Cybersecurity is a critical aspect of all global financial transactions as the financial sector operates through a network of interrelated markets and financial participants that are in every country.

With the release of proposed federal guidance applicable to financial institutions (FIs), the OCC, FRB, and FDIC are signaling that the nation’s largest FIs—those with over $50B in assets—are not doing enough in the way of protecting the financial ecosystem. These are just proposed guidelines and the regulators will accept comments and feedback until January 17, 2017, but this guidance is designed to enhance cybersecurity risk management standards for risk management, governance, operational resilience, and reconstitution efforts post-attack.

While FIs generally have more rigor around their cybersecurity risks and control frameworks, the continued hacks and breaches against the likes of DNC, Anthem, Target, OMB have shaken the foundational core of cyber controls and overall cybersecurity effectiveness. The proposed guidance emphasizes: increased controls and measured effectiveness, cyber resiliency that presupposes hacks and interruptions of service will occur and focus on remediation and getting services restored, and governance that starts and stops at the Board’s front doorstep.

Specifically, the guidance calls for financial institutions to focus on five areas:

1. Cyber risk governance — having a written cybersecurity program, risk appetite established by the executive management and Board, a risk management framework, and accountability.
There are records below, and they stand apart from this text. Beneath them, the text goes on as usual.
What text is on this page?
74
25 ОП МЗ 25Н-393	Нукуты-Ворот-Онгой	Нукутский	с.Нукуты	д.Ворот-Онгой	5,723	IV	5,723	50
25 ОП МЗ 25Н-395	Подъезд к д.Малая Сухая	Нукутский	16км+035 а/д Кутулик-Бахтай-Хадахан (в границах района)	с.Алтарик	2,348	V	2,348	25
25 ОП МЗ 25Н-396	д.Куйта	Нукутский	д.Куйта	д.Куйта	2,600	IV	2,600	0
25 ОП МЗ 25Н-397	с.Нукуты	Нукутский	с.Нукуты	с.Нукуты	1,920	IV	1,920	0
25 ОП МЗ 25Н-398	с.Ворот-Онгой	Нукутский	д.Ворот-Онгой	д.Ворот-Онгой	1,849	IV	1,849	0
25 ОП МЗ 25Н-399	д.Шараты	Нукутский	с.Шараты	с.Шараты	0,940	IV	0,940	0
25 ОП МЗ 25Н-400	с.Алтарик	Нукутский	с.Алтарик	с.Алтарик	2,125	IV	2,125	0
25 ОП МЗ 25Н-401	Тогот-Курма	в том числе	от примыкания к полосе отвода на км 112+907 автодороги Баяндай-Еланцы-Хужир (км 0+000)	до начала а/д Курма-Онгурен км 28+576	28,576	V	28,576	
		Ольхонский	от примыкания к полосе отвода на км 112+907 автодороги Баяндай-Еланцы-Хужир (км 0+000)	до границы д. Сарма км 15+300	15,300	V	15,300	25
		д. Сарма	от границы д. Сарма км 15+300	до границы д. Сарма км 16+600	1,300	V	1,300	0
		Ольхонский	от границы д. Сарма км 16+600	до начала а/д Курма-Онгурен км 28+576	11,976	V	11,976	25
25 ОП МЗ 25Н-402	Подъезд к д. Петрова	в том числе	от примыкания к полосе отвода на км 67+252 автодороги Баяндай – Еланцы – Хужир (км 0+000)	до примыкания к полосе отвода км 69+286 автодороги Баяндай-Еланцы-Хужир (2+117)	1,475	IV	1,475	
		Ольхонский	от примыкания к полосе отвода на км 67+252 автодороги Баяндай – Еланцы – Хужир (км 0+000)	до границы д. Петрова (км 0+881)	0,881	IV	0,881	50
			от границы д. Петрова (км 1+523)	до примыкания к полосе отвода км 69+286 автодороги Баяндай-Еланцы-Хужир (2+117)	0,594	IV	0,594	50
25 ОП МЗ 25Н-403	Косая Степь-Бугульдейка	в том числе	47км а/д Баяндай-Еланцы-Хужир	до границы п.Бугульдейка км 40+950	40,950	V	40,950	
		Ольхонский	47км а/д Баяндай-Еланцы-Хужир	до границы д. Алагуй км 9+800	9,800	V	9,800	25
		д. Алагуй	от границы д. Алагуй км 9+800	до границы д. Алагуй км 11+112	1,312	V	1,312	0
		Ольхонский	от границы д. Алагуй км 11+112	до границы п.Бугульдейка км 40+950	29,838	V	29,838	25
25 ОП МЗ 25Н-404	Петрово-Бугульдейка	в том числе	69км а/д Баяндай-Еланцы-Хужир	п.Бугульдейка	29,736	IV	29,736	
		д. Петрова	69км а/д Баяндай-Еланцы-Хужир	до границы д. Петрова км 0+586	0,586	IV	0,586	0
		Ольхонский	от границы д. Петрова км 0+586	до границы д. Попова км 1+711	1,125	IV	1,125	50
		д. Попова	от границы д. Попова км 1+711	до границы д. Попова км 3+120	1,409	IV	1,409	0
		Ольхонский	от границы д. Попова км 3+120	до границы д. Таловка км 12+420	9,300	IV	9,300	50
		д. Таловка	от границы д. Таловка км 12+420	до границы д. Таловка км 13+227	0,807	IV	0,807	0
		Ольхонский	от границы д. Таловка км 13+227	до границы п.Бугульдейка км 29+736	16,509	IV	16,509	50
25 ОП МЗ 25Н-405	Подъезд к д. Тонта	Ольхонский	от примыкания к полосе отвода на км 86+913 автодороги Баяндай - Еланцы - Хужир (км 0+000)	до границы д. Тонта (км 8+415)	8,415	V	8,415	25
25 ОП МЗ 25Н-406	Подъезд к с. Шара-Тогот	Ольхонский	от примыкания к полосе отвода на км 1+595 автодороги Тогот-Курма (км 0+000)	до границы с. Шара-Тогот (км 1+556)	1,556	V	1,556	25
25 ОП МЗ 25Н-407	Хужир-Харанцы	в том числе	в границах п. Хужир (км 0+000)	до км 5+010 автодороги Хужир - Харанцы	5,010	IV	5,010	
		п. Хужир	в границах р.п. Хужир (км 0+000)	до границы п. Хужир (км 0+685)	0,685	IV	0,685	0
2. Cyber risk management — aligning business line risk efforts, establishing enterprise-wide risk management reporting to Board and Chief Risk Officer, and ensuring a robust audit function

3. Internal dependency management — continually assessing and improving cyber risk management.

4. External dependency management — ensuring relationships with third-party providers are as secure as the controls within the bank and placing an onus on the bank for these risks.

5. Incident Response, cyber resilience, and situational awareness — ensuring the organization has baked in cyber resilience against attacks, recovery time objectives, an enhanced ability to recover from disruptions, and situational awareness of all cybersecurity threats to the FI.

As it relates to governance, assigning the Board an increased level of responsibility and accountability is the most significant enhancement in the standard and perhaps the change that has potential to be most impactful. Similar to the requirements under Sarbanes Oxley (SoX) that require Boards to have persons of financial expertise on the Board or Audit committee, this standard proposes having a cybersecurity expert as a part of the executive management and board functions.

This will ensure that there is proper governance over risk, cybersecurity, and privacy from an outside director perspective. Nothing these days is more important than having effective, knowledgeable experts who can understand business objectives and goals and provide some balance to cybersecurity business advantages and risks.

In the coming months it will be critical to see how the proposed changes are analyzed and assessed by the banks, how practical and feasible some of the more proscriptive requirements are, where these requirements overlap with current guidance, and how large FIs are able to prepare for what looks like more external governance over cybersecurity.

In the end, the financial systems are so intertwined that it’s critical to ensure a risk at one or more institutions does not turn into a threat that cascades across the whole ecosystem.